Our top recommendations for planet- and people-friendly drinks to enjoy this holiday season
How d’ya like these apples? Each bottle of Avallen calvados removes 2.73kg of CO2e from the atmosphere. No offsetting required. It’s a yuletide miracle. Made from apples grown in wildflower orchards in Normandy, this delicious apple brandy has a floral honeysuckle nose and toffee apple finish. What’s more, the labels are made from waste apple pulp and the company donates to bee-saving charities via 1% For The Planet. After a Christmas cocktail or two, it won’t just be the bees who are buzzing.
£35; avallenspirits.com
England’s first carbon-negative gin brings together the bounties of rural Yorkshire with locally-sourced wheat and ethically-sourced botanicals. The result? Each bottle removes 1kg of CO2e from the atmosphere and the distillery plants 1sq metre of native UK woodland for every bottle sold. Their bright, herbaceous Discovery Gin, produced in collaboration with London’s Natural History Museum, should be top of your Christmas list.
This limited-run whisky from Bruichladdich, located on the small island of Islay, Scotland, is the world’s first-ever biodynamic scotch. Distilled in 2011 using certified, biodynamic barley from a single carbon-negative farm, the farmers used the type of closed, chemical-free systems that sustainable winegrowers do, with regenerative agricultural techniques at the heart. Once distilled, the whisky was then matured in a cask that previously held bourbon, leaving a full, fruity taste with notes of apple and pear.
£100; bruichladdich.com
All of the rums made by Devon’s Two Drifters are carbon negative. That means you can enjoy their full-bodied Signature Rum – a rich buttery delight with hints of treacle, toffee, ginger and muscovado sugar – completely guilt-free.
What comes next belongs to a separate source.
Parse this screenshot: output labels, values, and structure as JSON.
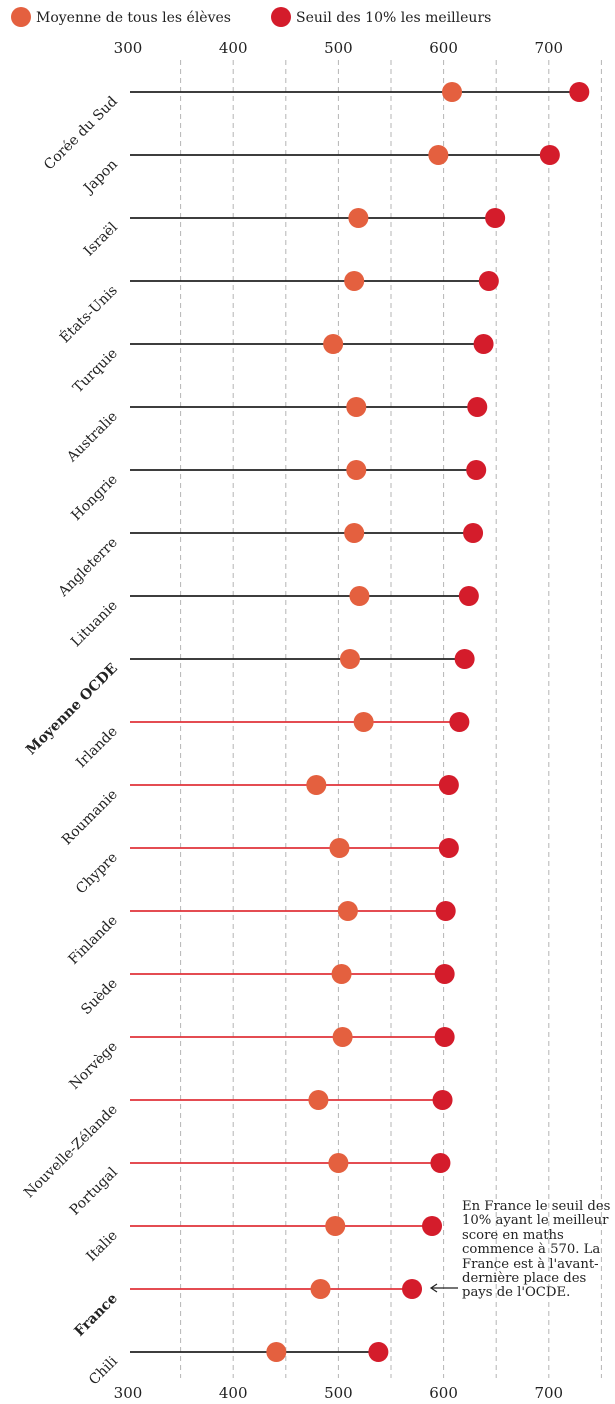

The distillery is run entirely on renewable energy, boasts carbon-neutral packaging, and a fleet of electric vehicles means zero transport emissions. Two Drifters captures any unavoidable CO2 and turns it into stone.
£40; twodriftersrum.com
1953. That’s when this forward-thinking distillery began to think about sustainable ways of making vodka. Back then, they used leftovers from the food sector, but today their vodka is made entirely from regeneratively-farmed barley. Using 100 per cent of every grain – first in their vegan, gluten- and GMO-free vodka, then for its packaging, then as biofuel for the onsite power plant, and then cow feed – the agricultural methods used at their Finnish farms aim to remove CO2 from the atmosphere and store it in the ground. We’ll drink to that.
£29; nordicspirits.com
Cap off Christmas with an award-winning Fungtn beer. Started in lockdown, this new B Corp creates 100 per cent vegan, alcohol-free craft beer made from organic Nordic mushrooms, such as Lion’s Mane and Reishi varieties. The mushrooms are cultivated by a circular producer in Finland. You can currently choose from a lager, an IPA and a citra hop beer, all available in plastic-free and recyclable packaging.
£34.80 for 12; fungtn.com
Top of Santa’s good list, Toast Ale uses surplus bread to brew a host of excellent beers, while reducing food waste and the demand for malted barley. They’re not making bread either, all their profits go to charities fixing the food system. The Rainforest Trust UK and Soil Heroes are the current beneficiaries of their Companion Series, which has 24 breweries making 26 new beers from waste bread. Try Meantime’s 8% blonde doppelbock lager, Tick Tock Bock.
£24 for 12; toastale.com
Now for something truly different. Three Spirit makes plant-based alcohol alternatives, designed to make drinkers feel more social. Harnessing the power of natural ingredients like the Ecuadorian tribal stimulant guayusa and the Mexican aphrodisiac damiana, these drinks can either perk you up, make you more outgoing or act as an unwinding nightcap.
£24.99; threespiritdrinks.com
Need some sustainable, low-sulphite Christmas Day fizz? Look no further than the organic Pale Fox Prosecco. Made using 100 per cent renewable energy sources and limited use of pesticides, the grapes for this Northern Italian sparkling wine are handpicked, and bentonite clay is used in the fining of the wine instead of animal products. For each order placed, the company plants a tree via Ecologi.
£25.95; palefoxprosecco.com
One of the first wines to be certified by Sustainable Wines of Great Britain, On the Nod is a delicate bacchus wine with hints of honeysuckle, lilac and ripe orchard fruits. A low-intervention plonk, its grapes are hand-harvested and minimally processed, including at a fully-sustainable winery in Canterbury.
£16; yotescourt.co.uk
Forget getting a bottle of red and consider a box instead. Ten times more carbon-friendly than glass, BIB Wine (Bag-in-Box) is finally sticking something you want to drink into cardboard carafes. The team choose sustainable fine wines from across Europe and make them available in fully recyclable packaging, which reduces both wine wastage and rubbish to landfill. This rich, organically farmed Monastrell with hints of black cherries and sweet spice is a great introduction to their stuff.